Any good film benefits from a dramatic "device," and the one here is to tell Jerusalem through the eyes of three teenage girls — Farah Ammouri, Revital Zacharie, and Nadia Tadros — respectively, a Muslim, a Jew and a Christian. Each brings her religion's perspective to the cinematic conversation and from each we gain insights that might be new and are certainly interesting.

According to producers Taran Davies, George Duffield and Daniel Ferguson, "Our film is not about the Israeli-Palestinian conflict. It embraces the idea that Jerusalem is many cities: imagined and real; past and present; Jewish, Christian, Muslim and secular. We are trying to answer the question: Why Jerusalem? What is it about this tiny space that made it the ultimate prize of empires and the object of longing for so many different cultures over thousands of years?"
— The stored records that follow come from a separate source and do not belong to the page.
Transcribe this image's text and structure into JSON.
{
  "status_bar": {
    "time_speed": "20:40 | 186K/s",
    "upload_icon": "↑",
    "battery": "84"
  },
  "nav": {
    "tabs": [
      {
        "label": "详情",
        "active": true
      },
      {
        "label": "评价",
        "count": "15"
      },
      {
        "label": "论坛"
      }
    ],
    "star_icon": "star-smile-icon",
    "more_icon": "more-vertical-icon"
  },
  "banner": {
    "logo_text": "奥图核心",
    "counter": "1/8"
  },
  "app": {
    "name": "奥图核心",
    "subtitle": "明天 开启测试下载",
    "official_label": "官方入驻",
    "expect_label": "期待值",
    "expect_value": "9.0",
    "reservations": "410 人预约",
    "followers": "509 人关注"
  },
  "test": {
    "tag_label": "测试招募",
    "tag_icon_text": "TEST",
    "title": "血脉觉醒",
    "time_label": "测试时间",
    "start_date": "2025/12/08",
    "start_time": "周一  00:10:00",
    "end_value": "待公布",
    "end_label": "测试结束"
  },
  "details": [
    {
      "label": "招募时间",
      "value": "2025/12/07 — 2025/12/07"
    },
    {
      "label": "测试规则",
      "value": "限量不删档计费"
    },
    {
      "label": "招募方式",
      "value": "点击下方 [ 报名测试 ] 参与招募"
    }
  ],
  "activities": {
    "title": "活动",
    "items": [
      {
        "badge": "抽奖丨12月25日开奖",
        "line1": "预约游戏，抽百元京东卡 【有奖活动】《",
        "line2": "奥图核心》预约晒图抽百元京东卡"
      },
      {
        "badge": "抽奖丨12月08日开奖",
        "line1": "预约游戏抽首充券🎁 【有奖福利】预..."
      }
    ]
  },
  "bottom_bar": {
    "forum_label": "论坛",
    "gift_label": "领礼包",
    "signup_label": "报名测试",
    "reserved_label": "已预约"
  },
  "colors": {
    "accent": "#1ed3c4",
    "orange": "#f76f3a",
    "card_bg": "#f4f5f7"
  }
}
Apparently, it began with water, underground springs of fresh water, a commodity in short supply in the midst of the Canaanite desert. The rocky outcropping on which the Dome of the Rock now sits and where the former first and second Jewish Temples stood is also revered as the place where Abraham was willing to sacrifice Isaac at God's command, before an angel stayed the patriarch's hand and a ram was found for the sacrifice. Add in the visit of Mohammed and the final days of Jesus in Jerusalem, and the city has become both a religious destination for millions as well as a cultural center.

"It wasn't until the second audition that I found out what the movie is actually about," Miss Ammouri, the youngest of the three teenagers, said in a statement. "There have been a lot of political movies made about the conflict between us Palestinians and Israelis, and what I liked about this movie was that it shows what's really behind the politics, how our lives really are, how we live in Jerusalem and how we are all attached to the Old City in our own ways."

I found the film and the cinematography breathtaking, the archaeological details — provided by Jodi Magness, an archaeologist and professor at the University of North Carolina, Chapel Hill — intriguing, and the personal stories compelling. Even having been to Jerusalem five times over the years, I learned a lot from this movie, and I believe you will, too.